En Montecarlo, todo parece estar en su lugar, como si el tiempo se moviera según una partitura muy cuidada. Los coches de alta gama recorren las pronunciadas curvas con discreción, los camareros se desplazan con elegancia entre terrazas impecables y las conversaciones apenas suben el tono. Hay algo casi coreográfico en la forma en que se desarrolla la vida cotidiana. Es una dinámica en la que cada movimiento fluye dentro de una órbita que gira en torno al lujo, al confort y a cierto tipo de exclusividad que ha sabido mantenerse vigente sin estridencias.
Montecarlo no siempre fue así. A mediados del siglo XIX, el pequeño principado de Mónaco atravesaba dificultades económicas. Fue entonces cuando el príncipe Carlos III decidió apostar por una fórmula atrevida: autorizar el juego para atraer a una clientela adinerada europea. Así nació el Casino de Montecarlo, inaugurado en 1863 y diseñado por Charles Garnier, el mismo arquitecto que firmó la Ópera de París.
El Casino de Montecarlo fue inaugurado en 1863 y diseñado por Charles Garnier
La apuesta fue arriesgada, pero funcionó: pronto llegaron aristócratas, magnates, artistas y viajeros atraídos por un estilo de vida hedonista, soleado y refinado.
Ese edificio de estilo belle époque, con su fachada ornamentada y salones bañados en dorados y terciopelos, se convirtió en símbolo y motor de una identidad urbana. Por sus salones han pasado desde Grace Kelly y Frank Sinatra hasta figuras contemporáneas como Leonardo DiCaprio o Naomi Campbell. Y no tardaron en sumarse otros ingredientes: el Gran Premio de Fórmula 1, que desde 1929 transforma las calles en circuito; el ballet de Montecarlo, heredero de la tradición rusa; el Yacht Club, los desfiles de alta costura, las subastas de relojería y arte. Todo contribuyó a consolidar ese imaginario donde el lujo no es solo una cuestión de dinero, sino de elitismo, buen gusto y permanencia.

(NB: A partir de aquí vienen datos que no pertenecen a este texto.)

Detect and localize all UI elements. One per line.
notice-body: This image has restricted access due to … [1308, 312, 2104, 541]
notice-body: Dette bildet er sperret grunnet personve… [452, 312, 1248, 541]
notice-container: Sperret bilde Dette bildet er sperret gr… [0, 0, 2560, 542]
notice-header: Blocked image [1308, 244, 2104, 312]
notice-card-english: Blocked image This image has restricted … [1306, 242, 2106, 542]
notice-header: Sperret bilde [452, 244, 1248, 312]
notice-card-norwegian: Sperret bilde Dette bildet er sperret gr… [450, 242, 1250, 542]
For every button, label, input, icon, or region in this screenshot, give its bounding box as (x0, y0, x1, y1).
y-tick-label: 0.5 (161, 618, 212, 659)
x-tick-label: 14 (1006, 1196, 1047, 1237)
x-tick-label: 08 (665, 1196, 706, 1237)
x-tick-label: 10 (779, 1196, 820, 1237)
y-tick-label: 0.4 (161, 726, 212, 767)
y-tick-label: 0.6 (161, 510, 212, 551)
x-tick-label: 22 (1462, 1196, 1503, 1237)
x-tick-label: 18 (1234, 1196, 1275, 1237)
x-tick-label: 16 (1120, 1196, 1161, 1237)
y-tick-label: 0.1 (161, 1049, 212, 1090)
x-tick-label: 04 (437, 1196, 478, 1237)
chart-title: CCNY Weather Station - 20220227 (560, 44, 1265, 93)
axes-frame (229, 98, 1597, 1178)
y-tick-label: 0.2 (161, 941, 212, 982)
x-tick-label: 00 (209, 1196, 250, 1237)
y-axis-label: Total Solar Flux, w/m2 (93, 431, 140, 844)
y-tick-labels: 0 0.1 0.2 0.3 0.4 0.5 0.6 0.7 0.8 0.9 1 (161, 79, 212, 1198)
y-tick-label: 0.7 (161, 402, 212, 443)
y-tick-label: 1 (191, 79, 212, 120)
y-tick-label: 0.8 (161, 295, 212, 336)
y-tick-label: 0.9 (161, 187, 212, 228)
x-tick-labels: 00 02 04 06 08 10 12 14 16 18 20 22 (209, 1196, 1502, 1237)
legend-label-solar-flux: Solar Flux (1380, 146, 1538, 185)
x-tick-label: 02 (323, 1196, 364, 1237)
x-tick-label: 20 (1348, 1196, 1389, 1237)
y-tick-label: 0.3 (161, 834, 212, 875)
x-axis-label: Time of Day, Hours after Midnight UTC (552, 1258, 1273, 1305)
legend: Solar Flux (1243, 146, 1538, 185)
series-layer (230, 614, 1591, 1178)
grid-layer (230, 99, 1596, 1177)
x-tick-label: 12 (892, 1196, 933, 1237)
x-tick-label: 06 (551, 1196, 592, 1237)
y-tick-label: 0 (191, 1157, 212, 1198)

Materiales nobles y taquillas en los que se guardan los puros de los miembros para su uso
Hoy, Montecarlo sigue siendo punto de encuentro de figuras del deporte, el cine, las finanzas y la música. Es habitual ver a celebridades como Roger Federer, Bono o Lewis Hamilton, todos propietarios o visitantes frecuentes. Pero aquí la celebridad se vive con naturalidad: la discreción es parte del código.
Esa idea de elegancia sobria se traduce en las joyerías de la Place du Casino, los yates perfectamente alineados al atardecer y también, en placeres más sensoriales, como el de fumar un buen cigarro. Por eso, no sorprende que entre las últimas incorporaciones al paisaje de Montecarlo figure el nuevo Monte-Carlo Cigar Club, precisamente, dentro del casino.

Un nuevo club para los amantes de los puros y la buena vida
Concebido por el estudio Moinard Bétaille, el club está pensado para quienes encuentran placer en el humo pausado, en las texturas nobles, en las conversaciones íntimas. Para ambientar, la paleta de colores en rosas, azules, rojos y bronce, junto con la luz que entra a raudales por los grandes ventanales y los materiales en madera evocan tanto las calles vibrantes de La Habana como los cascos antiguos de la Costa Azul.
Y, como en Montecarlo nada es accesorio, hasta los cigarros son tratados como joyas. Una sala climatizada especialmente diseñada alberga el humidor, donde se conservan algunos de los mejores cigarros del mundo, disponibles para miembros selectos. En una pared se ubican los casilleros individuales de madera preciosa—cada uno con una llave para cada miembro—sirve como biblioteca olfativa de puros finos. Incluso se ha reservado una taquilla especial para el príncipe, en un gesto que resume la mezcla entre exclusividad y reverencia que define al club.

Monte-Carlo Cigar Club alberga algunos de los mejores puros del mundo
Al otro lado se encuentra el largo mostrador de oníx del bar donde sentarse en cómodos taburetes mientras se observa una impresionante colección de whiskies, coñacs y rones excepcionales.
Quienes quieran disfrutarlo, podrán hacerlo a partir del 28 de mayo, fecha de su apertura. Un club que, en realidad, no pretende brillar por encima de nada, sino sumarse con naturalidad al ecosistema de refinamiento que define la ciudad.